Four days in and I really do like Quartz. I like the catchy categories like “Energy Shocks,” and “Low Interest Rates,” and “Modern States.” I like the simple and clean look. And I like the ease of navigation on my iPad and my iPhone5 (just had to throw that in—kinda like a middle school student who inserts, n’est pa? at the end of sentences, because, well, n’est pas?).

It has its quirks and bugs to work out (some bylines show up with name and “Today at Invalid Date”). It runs a tad slow compared with other sites on my devices (today). But they are smart people and will figure this out. I like how they’ve aggregated some good content (good and obscure, which is why I generally use Zite rather than Flipboard on my iPad). And I also like how there is good newly-created content.
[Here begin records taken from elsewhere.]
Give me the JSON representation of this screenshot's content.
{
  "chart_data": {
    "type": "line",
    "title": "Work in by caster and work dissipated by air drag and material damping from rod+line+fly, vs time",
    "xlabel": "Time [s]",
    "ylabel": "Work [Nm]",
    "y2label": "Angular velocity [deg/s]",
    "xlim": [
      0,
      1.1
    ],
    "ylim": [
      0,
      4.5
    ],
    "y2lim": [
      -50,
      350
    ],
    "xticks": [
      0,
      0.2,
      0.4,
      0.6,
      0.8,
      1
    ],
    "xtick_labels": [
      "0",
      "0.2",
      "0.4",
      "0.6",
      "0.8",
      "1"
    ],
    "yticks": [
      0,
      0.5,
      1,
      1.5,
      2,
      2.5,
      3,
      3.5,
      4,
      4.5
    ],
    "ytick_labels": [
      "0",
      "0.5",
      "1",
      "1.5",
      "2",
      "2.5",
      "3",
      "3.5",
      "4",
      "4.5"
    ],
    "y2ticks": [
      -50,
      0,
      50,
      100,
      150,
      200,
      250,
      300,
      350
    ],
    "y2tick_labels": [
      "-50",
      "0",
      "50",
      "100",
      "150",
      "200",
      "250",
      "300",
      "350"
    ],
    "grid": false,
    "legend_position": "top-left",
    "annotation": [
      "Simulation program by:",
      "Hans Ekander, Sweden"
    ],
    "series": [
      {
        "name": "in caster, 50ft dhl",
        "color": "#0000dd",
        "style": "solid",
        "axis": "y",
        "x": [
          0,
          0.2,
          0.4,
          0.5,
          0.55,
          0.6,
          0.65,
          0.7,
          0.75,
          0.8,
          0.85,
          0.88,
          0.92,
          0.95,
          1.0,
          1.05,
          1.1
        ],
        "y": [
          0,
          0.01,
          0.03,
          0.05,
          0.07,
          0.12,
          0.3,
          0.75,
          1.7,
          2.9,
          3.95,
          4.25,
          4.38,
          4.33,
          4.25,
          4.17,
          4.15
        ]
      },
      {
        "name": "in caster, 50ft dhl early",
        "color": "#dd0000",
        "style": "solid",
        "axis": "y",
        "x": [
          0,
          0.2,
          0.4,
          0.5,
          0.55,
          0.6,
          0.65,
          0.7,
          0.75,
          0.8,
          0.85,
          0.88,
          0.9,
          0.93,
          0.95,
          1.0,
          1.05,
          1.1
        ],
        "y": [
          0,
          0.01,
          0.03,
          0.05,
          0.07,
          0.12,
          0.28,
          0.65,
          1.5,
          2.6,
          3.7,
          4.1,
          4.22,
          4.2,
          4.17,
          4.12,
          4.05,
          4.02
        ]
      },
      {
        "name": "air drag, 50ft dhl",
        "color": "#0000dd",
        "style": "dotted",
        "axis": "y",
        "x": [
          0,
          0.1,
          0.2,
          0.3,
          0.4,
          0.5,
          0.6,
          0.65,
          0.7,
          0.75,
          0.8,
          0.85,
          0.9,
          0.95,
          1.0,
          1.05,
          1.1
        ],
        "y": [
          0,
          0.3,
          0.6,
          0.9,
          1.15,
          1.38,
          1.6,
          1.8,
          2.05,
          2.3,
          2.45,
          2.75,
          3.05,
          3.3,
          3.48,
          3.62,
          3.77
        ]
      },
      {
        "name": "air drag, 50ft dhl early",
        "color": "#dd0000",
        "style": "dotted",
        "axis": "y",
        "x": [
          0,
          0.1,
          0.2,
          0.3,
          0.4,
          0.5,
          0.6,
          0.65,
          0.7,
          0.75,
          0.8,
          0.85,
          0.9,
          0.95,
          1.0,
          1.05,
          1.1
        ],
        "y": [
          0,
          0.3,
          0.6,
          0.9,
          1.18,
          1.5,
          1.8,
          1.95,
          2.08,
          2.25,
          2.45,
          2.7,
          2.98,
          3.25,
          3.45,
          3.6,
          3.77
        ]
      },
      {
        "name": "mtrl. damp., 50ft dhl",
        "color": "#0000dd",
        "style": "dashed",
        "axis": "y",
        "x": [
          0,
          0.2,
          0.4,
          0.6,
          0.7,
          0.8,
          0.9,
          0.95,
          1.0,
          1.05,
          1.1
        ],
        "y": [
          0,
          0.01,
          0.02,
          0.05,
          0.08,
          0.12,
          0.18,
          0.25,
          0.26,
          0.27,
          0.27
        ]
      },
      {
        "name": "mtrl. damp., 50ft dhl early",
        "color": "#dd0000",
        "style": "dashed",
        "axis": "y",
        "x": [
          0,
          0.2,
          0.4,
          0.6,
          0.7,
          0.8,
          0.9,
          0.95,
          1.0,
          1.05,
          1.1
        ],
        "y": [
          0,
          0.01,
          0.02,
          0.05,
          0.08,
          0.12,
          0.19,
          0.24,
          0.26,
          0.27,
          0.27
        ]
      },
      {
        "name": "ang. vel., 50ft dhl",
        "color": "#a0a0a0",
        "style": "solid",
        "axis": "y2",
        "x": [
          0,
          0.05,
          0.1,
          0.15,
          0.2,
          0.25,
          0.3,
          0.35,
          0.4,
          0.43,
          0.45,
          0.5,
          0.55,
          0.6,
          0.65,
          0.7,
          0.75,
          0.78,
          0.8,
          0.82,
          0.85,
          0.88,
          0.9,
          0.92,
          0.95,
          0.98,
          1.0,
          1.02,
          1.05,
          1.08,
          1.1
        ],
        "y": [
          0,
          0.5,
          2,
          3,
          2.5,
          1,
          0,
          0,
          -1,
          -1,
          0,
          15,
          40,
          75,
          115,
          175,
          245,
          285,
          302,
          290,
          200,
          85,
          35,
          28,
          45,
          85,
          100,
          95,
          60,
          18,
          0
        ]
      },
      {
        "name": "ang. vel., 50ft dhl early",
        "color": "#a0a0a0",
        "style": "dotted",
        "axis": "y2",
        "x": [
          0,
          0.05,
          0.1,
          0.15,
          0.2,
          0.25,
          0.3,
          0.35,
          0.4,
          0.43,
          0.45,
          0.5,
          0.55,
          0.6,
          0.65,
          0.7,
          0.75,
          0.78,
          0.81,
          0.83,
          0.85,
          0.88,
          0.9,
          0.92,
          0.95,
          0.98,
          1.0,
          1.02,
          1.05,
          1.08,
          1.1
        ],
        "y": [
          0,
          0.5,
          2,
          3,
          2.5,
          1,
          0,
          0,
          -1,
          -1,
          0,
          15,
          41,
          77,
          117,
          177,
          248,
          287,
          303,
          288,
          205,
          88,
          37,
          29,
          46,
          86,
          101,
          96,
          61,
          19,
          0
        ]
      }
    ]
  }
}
So that gets me to who is this for? David Carr’s New York Times’ piece of Monday suggested, “The editorial product is aimed at the front half of the airplanes that crisscross from Zurich to Sao Paolo to Singapore, serving executives who are increasingly having similar conversations no matter where they land. It was built for tablets, conceived as a mobile product for mobile people.” So, since I do want to be Tyler Brule when I grow up I wonder what’s his take on it. confirms everything we’ve said in b-to-b media since the year one:  We have highly specialized audiences that are valuable.

What is fascinating about this product is that it takes on trying to appeal to a rarified slice of the world through some original and a lot of aggregated content. Will this work, or will users realize that, since this wasn’t their first morning read as they hop scotched across the planet, they are rereading an FT or Reuters or New York Times piece. Might it not be more effective if one only found that content that cannot be found easily? (Note: stay tuned for such a product from Penton to launch shortly)

Anyway, nice start and I look forward to sharing with all of my friends in the Delta Sky Clubs around the globe, n’est pas?